Gestern Abend stellte Pavel Kohout in der Tschechischen Botschaft in Berlin seine Memoiren Mein tolles Leben mit Hitler, Stalin und Havel vor, die im Osburg Verlag erscheinen.

Im Gespräch mit Susanne Führer (Deutschlandradio Kultur) erzählte Pavel Kohout (Foto) über sein wechselhaftes Leben. Sehr berührt war das Publikum von der Schilderung der Ausbürgerung Kohouts, der sein Vaterland so sehr liebte und bis 1989 nicht mehr in seine Heimat einreisen durfte. Die versierte Moderatorin entlockte ihm mit klugen Fragen so manche Geschichte, wie jene über die spektakuläre Übermittlung des Textes der Charta 77 an die wichtigsten westlichen Zeitungen. Eine Botin lernte die ganze Erklärung auswendig und überbrachte sie mündlich einem deutschen Journalisten.

Abschließend las Kohout ein Kapitel aus seiner Exilzeit, als er in Berlin sein Stück „Die lange Welle hinterm Kiel“ mit Maximilian Schell, eine denkwürdige Inszenierung, realisierte. Der große Mime drangsalierte den sanftmütigen Pavel so sehr, dass dieser zu lauten und klaren Worten griff.
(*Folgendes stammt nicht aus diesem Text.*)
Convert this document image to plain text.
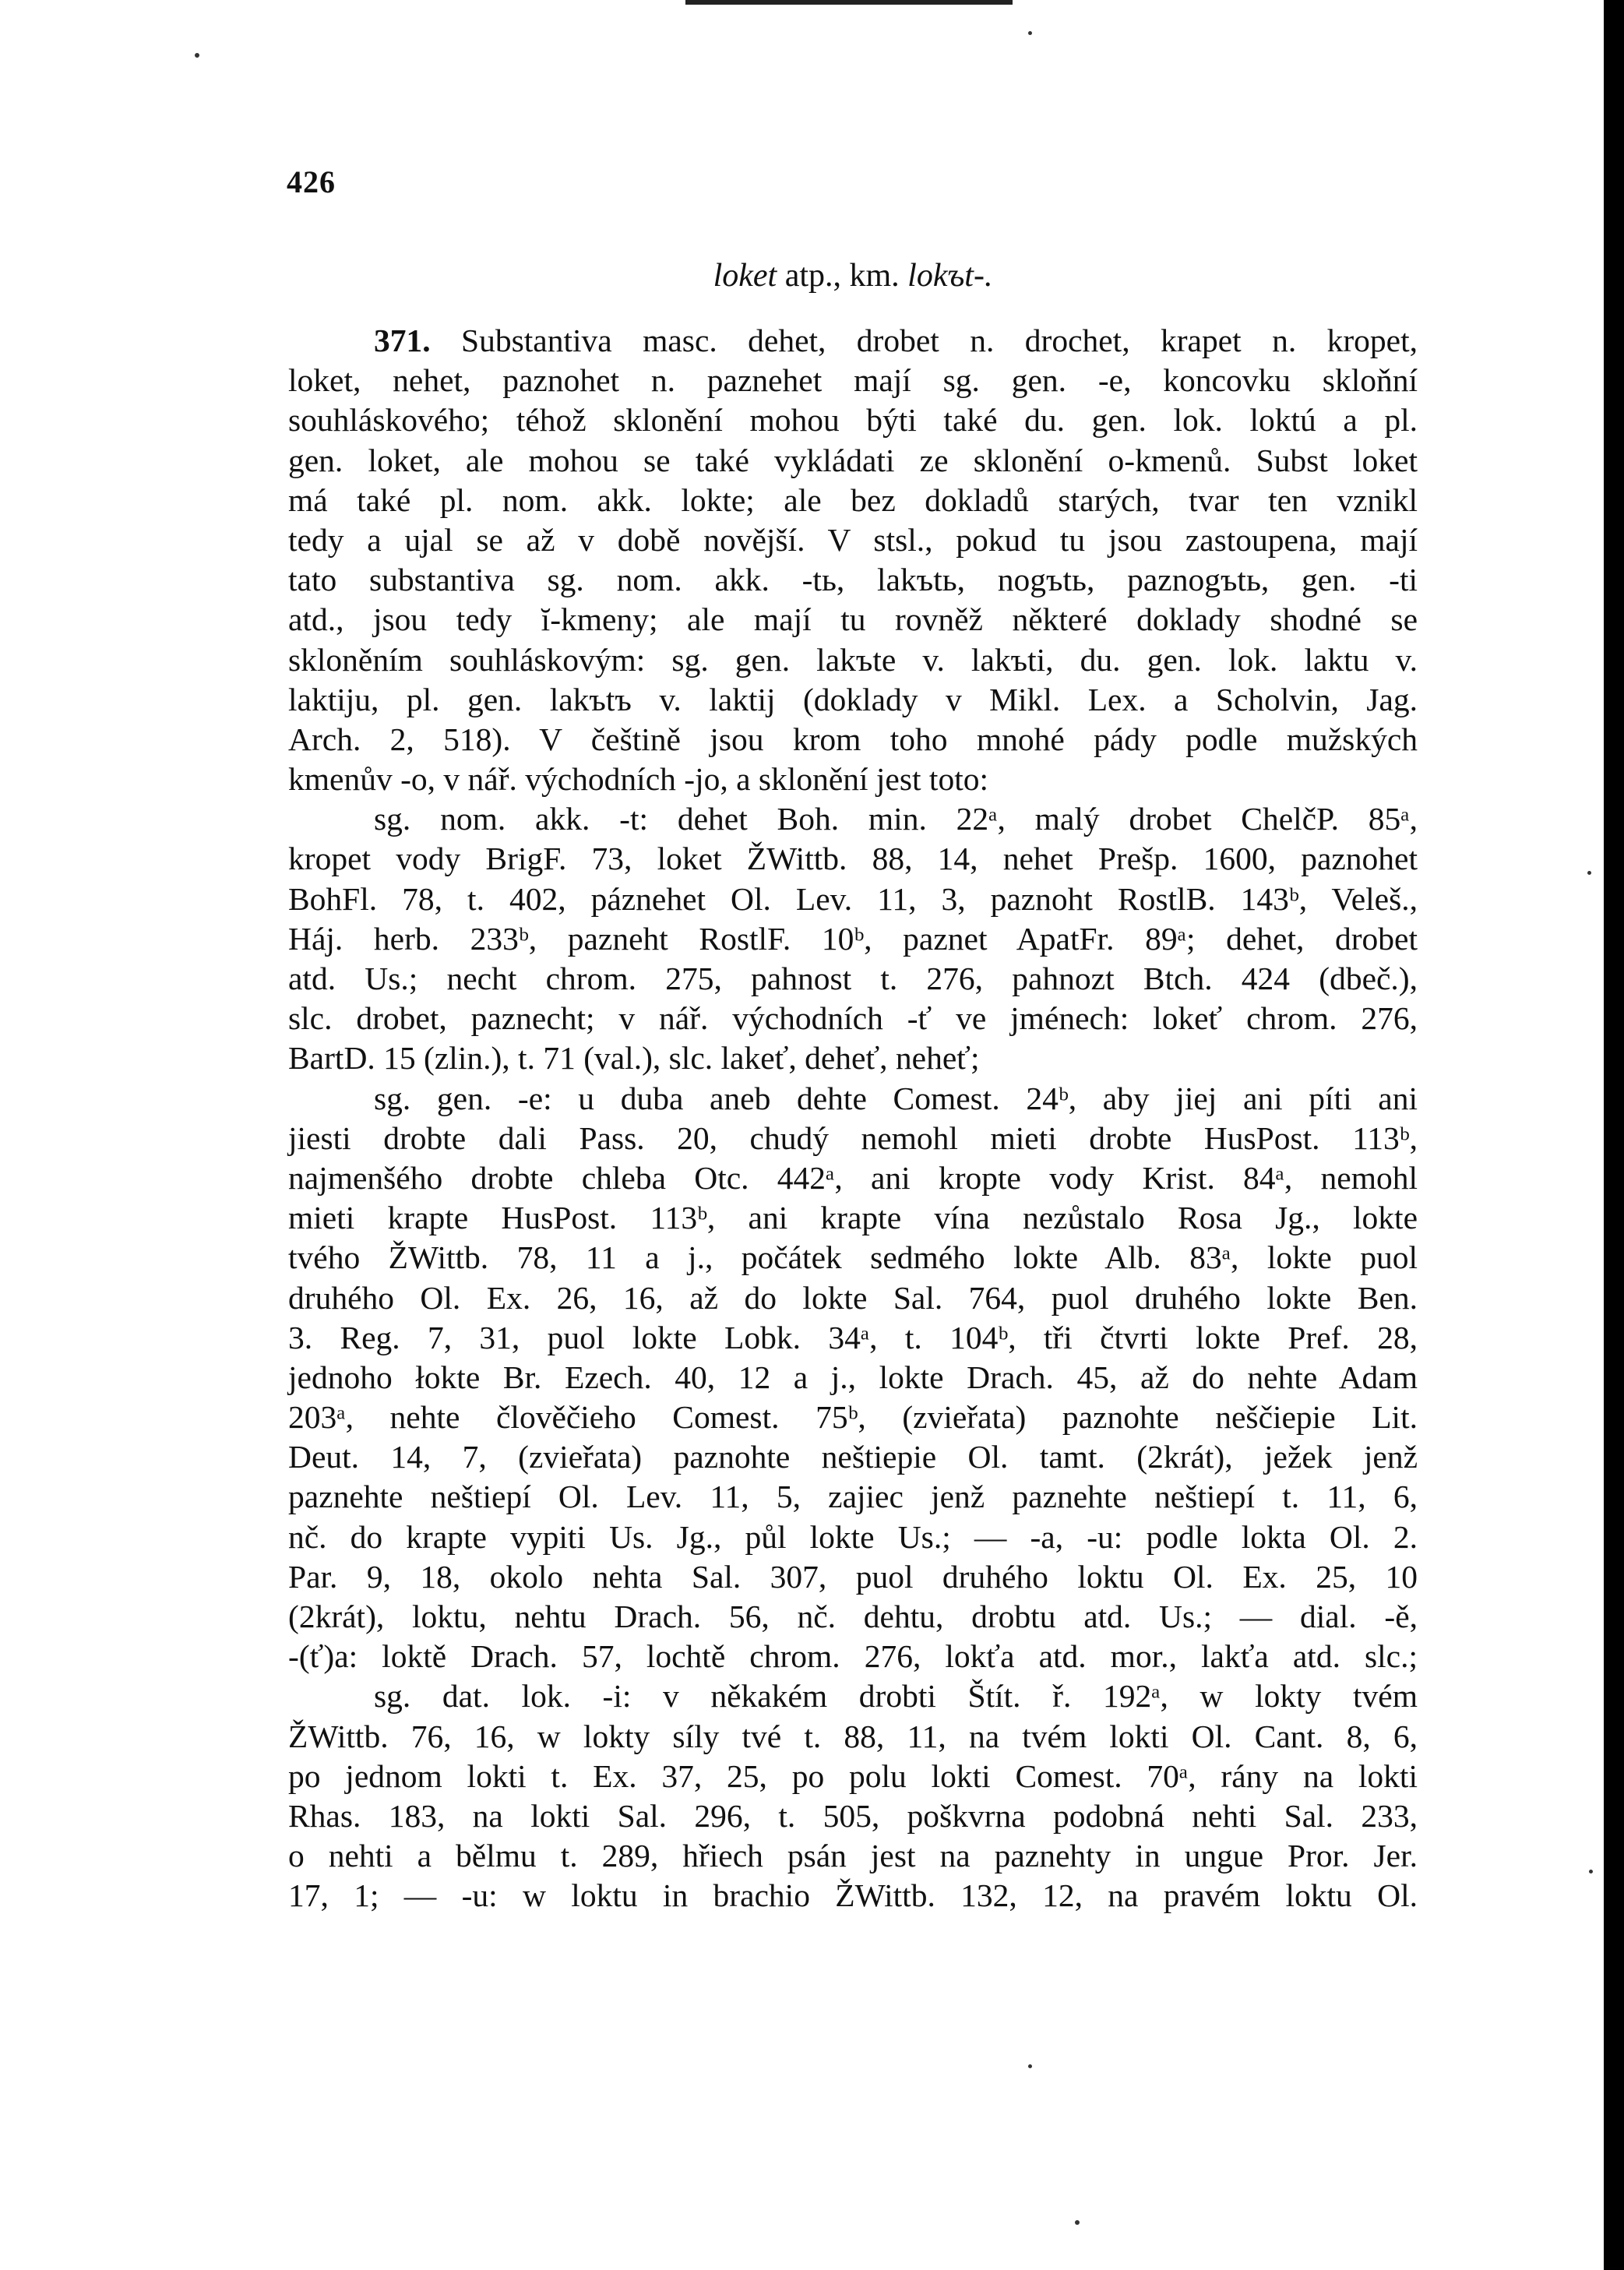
426
loket atp., km. lokъt-.
371. Substantiva masc. dehet, drobet n. drochet, krapet n. kropet,
loket, nehet, paznohet n. paznehet mají sg. gen. -e, koncovku skloňní
souhláskového; téhož sklonění mohou býti také du. gen. lok. loktú a pl.
gen. loket, ale mohou se také vykládati ze sklonění o-kmenů. Subst loket
má také pl. nom. akk. lokte; ale bez dokladů starých, tvar ten vznikl
tedy a ujal se až v době novější. V stsl., pokud tu jsou zastoupena, mají
tato substantiva sg. nom. akk. -tь, lakъtь, nogъtь, paznogъtь, gen. -ti
atd., jsou tedy ĭ-kmeny; ale mají tu rovněž některé doklady shodné se
skloněním souhláskovým: sg. gen. lakъte v. lakъti, du. gen. lok. laktu v.
laktiju, pl. gen. lakъtъ v. laktij (doklady v Mikl. Lex. a Scholvin, Jag.
Arch. 2, 518). V češtině jsou krom toho mnohé pády podle mužských
kmenův -o, v nář. východních -jo, a sklonění jest toto:
sg. nom. akk. -t: dehet Boh. min. 22ᵃ, malý drobet ChelčP. 85ᵃ,
kropet vody BrigF. 73, loket ŽWittb. 88, 14, nehet Prešp. 1600, paznohet
BohFl. 78, t. 402, páznehet Ol. Lev. 11, 3, paznoht RostlB. 143ᵇ, Veleš.,
Háj. herb. 233ᵇ, pazneht RostlF. 10ᵇ, paznet ApatFr. 89ᵃ; dehet, drobet
atd. Us.; necht chrom. 275, pahnost t. 276, pahnozt Btch. 424 (dbeč.),
slc. drobet, paznecht; v nář. východních -ť ve jménech: lokeť chrom. 276,
BartD. 15 (zlin.), t. 71 (val.), slc. lakeť, deheť, neheť;
sg. gen. -e: u duba aneb dehte Comest. 24ᵇ, aby jiej ani píti ani
jiesti drobte dali Pass. 20, chudý nemohl mieti drobte HusPost. 113ᵇ,
najmenšého drobte chleba Otc. 442ᵃ, ani kropte vody Krist. 84ᵃ, nemohl
mieti krapte HusPost. 113ᵇ, ani krapte vína nezůstalo Rosa Jg., lokte
tvého ŽWittb. 78, 11 a j., počátek sedmého lokte Alb. 83ᵃ, lokte puol
druhého Ol. Ex. 26, 16, až do lokte Sal. 764, puol druhého lokte Ben.
3. Reg. 7, 31, puol lokte Lobk. 34ᵃ, t. 104ᵇ, tři čtvrti lokte Pref. 28,
jednoho łokte Br. Ezech. 40, 12 a j., lokte Drach. 45, až do nehte Adam
203ᵃ, nehte člověčieho Comest. 75ᵇ, (zvieřata) paznohte neščiepie Lit.
Deut. 14, 7, (zvieřata) paznohte neštiepie Ol. tamt. (2krát), ježek jenž
paznehte neštiepí Ol. Lev. 11, 5, zajiec jenž paznehte neštiepí t. 11, 6,
nč. do krapte vypiti Us. Jg., půl lokte Us.; — -a, -u: podle lokta Ol. 2.
Par. 9, 18, okolo nehta Sal. 307, puol druhého loktu Ol. Ex. 25, 10
(2krát), loktu, nehtu Drach. 56, nč. dehtu, drobtu atd. Us.; — dial. -ě,
-(ť)a: loktě Drach. 57, lochtě chrom. 276, lokťa atd. mor., lakťa atd. slc.;
sg. dat. lok. -i: v někakém drobti Štít. ř. 192ᵃ, w lokty tvém
ŽWittb. 76, 16, w lokty síly tvé t. 88, 11, na tvém lokti Ol. Cant. 8, 6,
po jednom lokti t. Ex. 37, 25, po polu lokti Comest. 70ᵃ, rány na lokti
Rhas. 183, na lokti Sal. 296, t. 505, poškvrna podobná nehti Sal. 233,
o nehti a bělmu t. 289, hřiech psán jest na paznehty in ungue Pror. Jer.
17, 1; — -u: w loktu in brachio ŽWittb. 132, 12, na pravém loktu Ol.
Der tschechische Botschafter Rudolf Jindrak würdigte Kohouts Lebenswerk und seinen unerschütterlichen Lebensmut. Unter den zahlreichen Gästen waren zahlreiche Exzellenzen wie Hagen Graf Lambsdorff, ehemalige Botschafter in Prag. Auch Walter Leisler Kiep und Erika Steinbach wurden gesichtet. Verleger Wolf-Rüdiger Osburg und Christiane Munsberg vom Club Bertelsmann und Initiatorin des Blauen Sofas äußerten sich am Abend sehr zufrieden über die gelungene Veranstaltung und den regen Zuspruch.